@SmileEachDay
I’d be interested to hear from the 13% - genuinely.
Is there a way for the summer exams to be fair?
I am in the 13%.
I am very very troubled by the idea of exam results being awarded on the basis of feelings of fairness instead of on the basis of do you know this subject to the required standard.
I am an engineer. The laws of physics don't change because you didn't learn the relevant bit of calculus but everyone thinks you could have done well at it if the teaching had been available you but it wasn't so you didn't learn it.
The bridge will fall down if you cannot do the calculations correctly, no matter how unfair it is that you were deprived of the opportunity to learn how to do the calculations correctly.
If you want the bridge to stay up you will still have to take the extra time to learn how to do the calculations correctly, even if your exam certificate pretends you know already.
Would you want a doctor, car mechanic, hairdresser, accountant who passed the exams even though they have huge gaps in the expected knowledge?
I know GCSEs don't actually make you an accountant or hairdresser, they are just the start, but the principle is the same. We should not be telling children that exam results are a measure of how unlucky you were, how deprived you were, how ill you were. They are a measure of knowledge and application of that knowledge.
If a child can't get to the right level by May/June then, no, the child should not be awarded that GCSE. Definitely not.
It is what happens next that must change.
The child needs to learn more and take the exam later but our current system has to change to accommodate that.
Employers and further education establishments will know that Sophie and Sanjiv did their GCSEs a year late /6 months late not because of a personal failing but because they were hit by the pandemic education slow down.

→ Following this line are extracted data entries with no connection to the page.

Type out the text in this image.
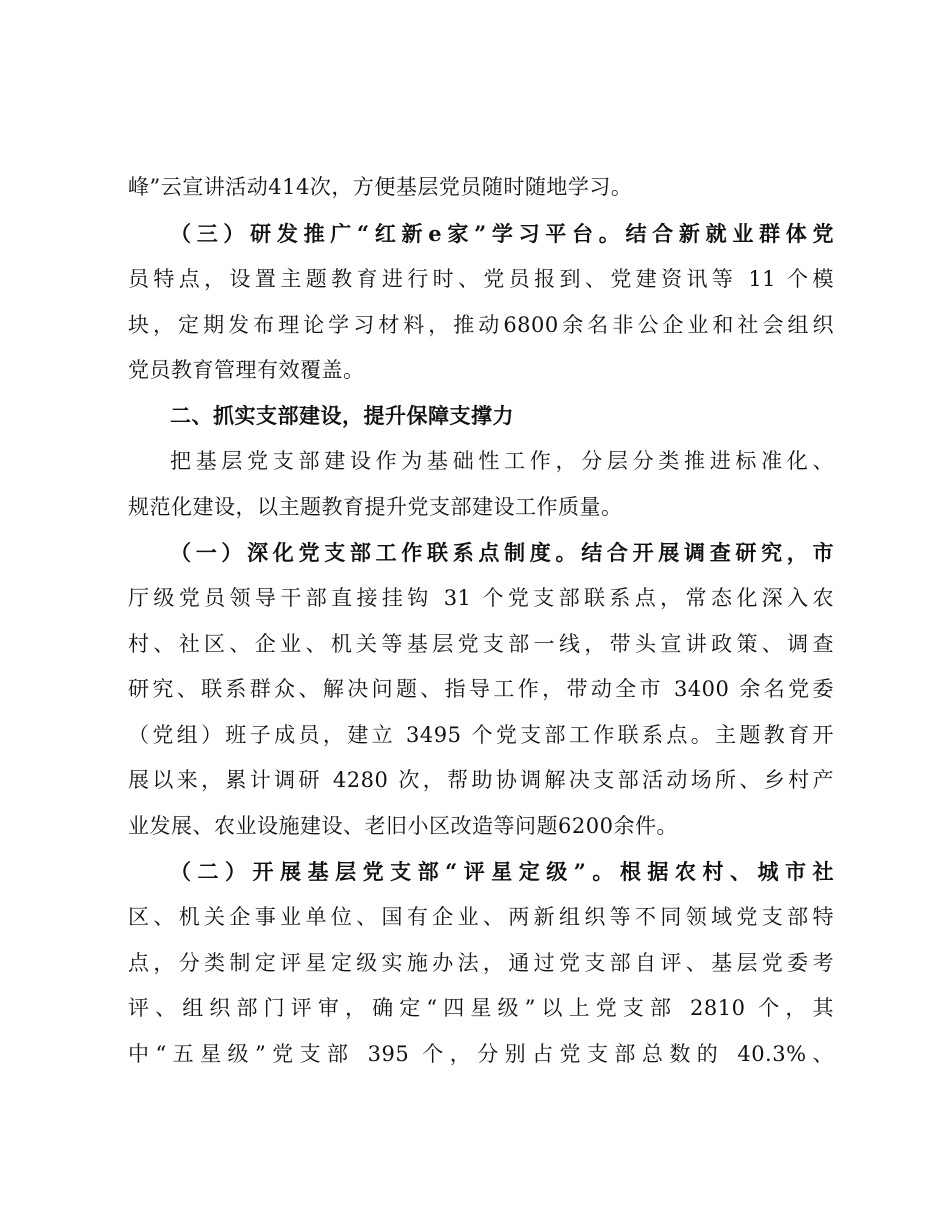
峰”云宣讲活动414次，方便基层党员随时随地学习。
（三）研发推广“红新e家”学习平台。结合新就业群体党
员特点，设置主题教育进行时、党员报到、党建资讯等 11 个模
块，定期发布理论学习材料，推动6800余名非公企业和社会组织
党员教育管理有效覆盖。
二、抓实支部建设，提升保障支撑力
把基层党支部建设作为基础性工作，分层分类推进标准化、
规范化建设，以主题教育提升党支部建设工作质量。
（一）深化党支部工作联系点制度。结合开展调查研究，市
厅级党员领导干部直接挂钩 31 个党支部联系点，常态化深入农
村、社区、企业、机关等基层党支部一线，带头宣讲政策、调查
研究、联系群众、解决问题、指导工作，带动全市 3400 余名党委
（党组）班子成员，建立 3495 个党支部工作联系点。主题教育开
展以来，累计调研 4280 次，帮助协调解决支部活动场所、乡村产
业发展、农业设施建设、老旧小区改造等问题6200余件。
（二）开展基层党支部“评星定级”。根据农村、城市社
区、机关企事业单位、国有企业、两新组织等不同领域党支部特
点，分类制定评星定级实施办法，通过党支部自评、基层党委考
评、组织部门评审，确定“四星级”以上党支部 2810 个，其
中“五星级”党支部 395 个，分别占党支部总数的 40.3%、
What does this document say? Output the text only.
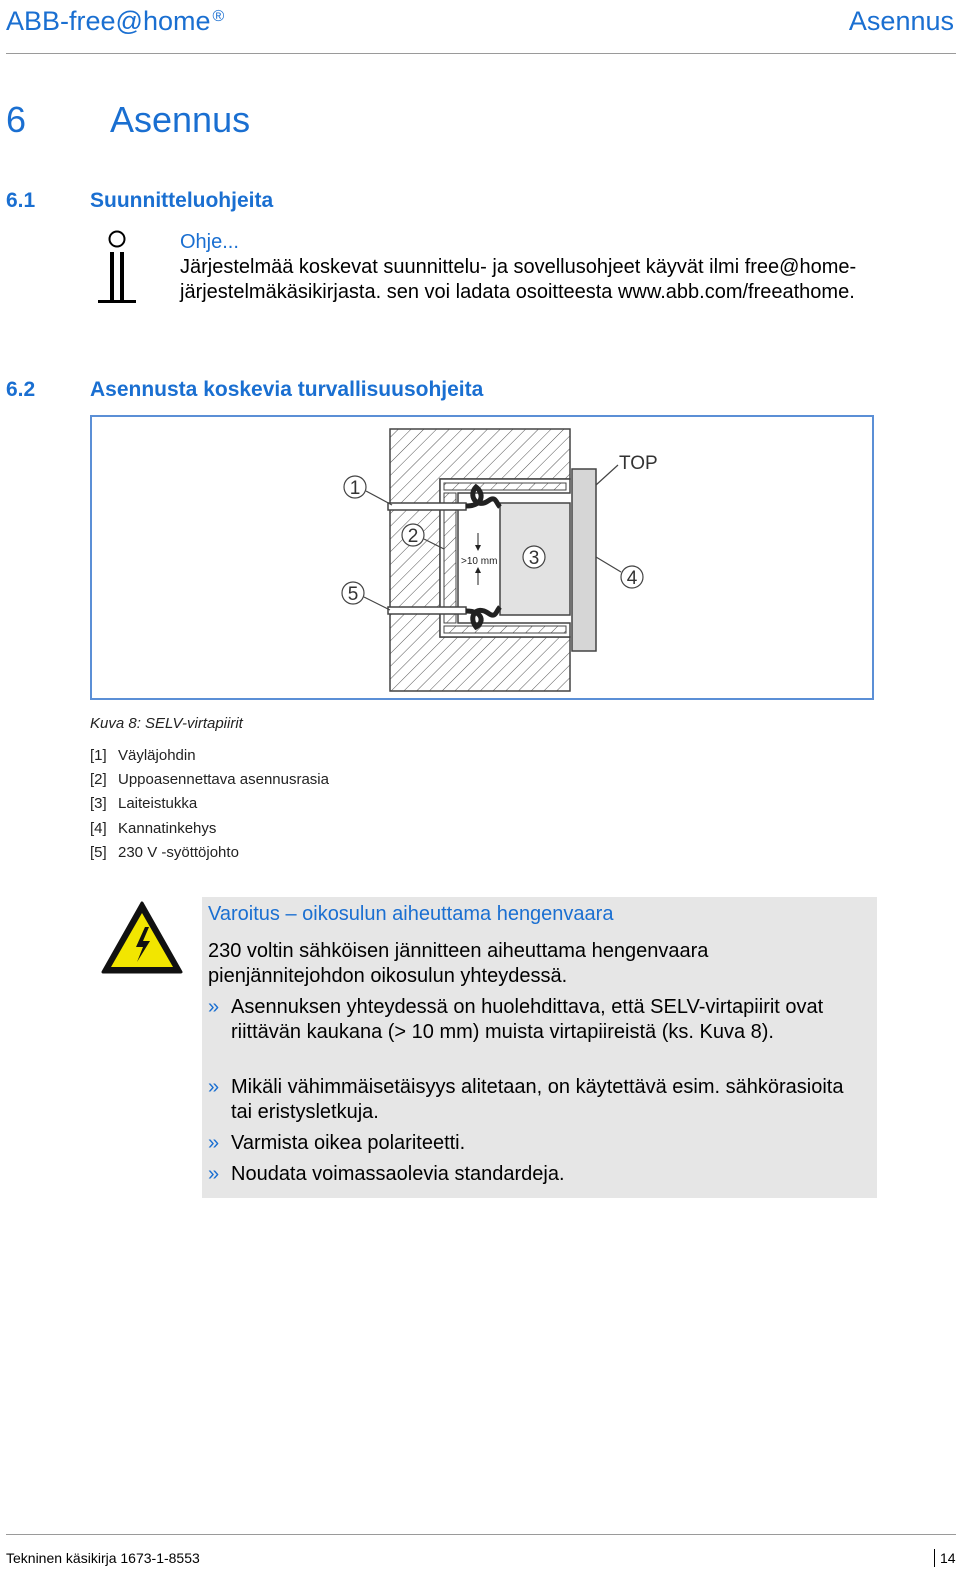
ABB-free@home ®	Asennus
6 Asennus
6.1	Suunnitteluohjeita
Ohje...
Järjestelmää koskevat suunnittelu- ja sovellusohjeet käyvät ilmi free@home-järjestelmäkäsikirjasta. sen voi ladata osoitteesta www.abb.com/freeathome.
6.2	Asennusta koskevia turvallisuusohjeita
>10 mm
1
2
3
4
5
TOP
Kuva 8: SELV-virtapiirit
[1] Väyläjohdin
[2] Uppoasennettava asennusrasia
[3] Laiteistukka
[4] Kannatinkehys
[5] 230 V -syöttöjohto
Varoitus – oikosulun aiheuttama hengenvaara
230 voltin sähköisen jännitteen aiheuttama hengenvaara pienjännitejohdon oikosulun yhteydessä.
» Asennuksen yhteydessä on huolehdittava, että SELV-virtapiirit ovat riittävän kaukana (> 10 mm) muista virtapiireistä (ks. Kuva 8).
» Mikäli vähimmäisetäisyys alitetaan, on käytettävä esim. sähkörasioita tai eristysletkuja.
» Varmista oikea polariteetti.
» Noudata voimassaolevia standardeja.
Tekninen käsikirja 1673-1-8553	14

It will be awkward to deal with two or even three year groups all studying at a similar level at the same time, especially as it will not be uniform across the country/demographics. It is not fair that disease has affected some demographics of children worse than others. Bloody unfair. That doesn't stop the bridge falling down. Throw resources at teaching them instead of faking exam results.
In this country we force children into a very rigid pattern of thou shalt do GCSEs in May/June when you are 16 then do A-levels in May/June when you are 18, then go to university. It is this rigidity that needs breaking. Yes it will be a logistical nightmare but the end result could be better for everyone in the end.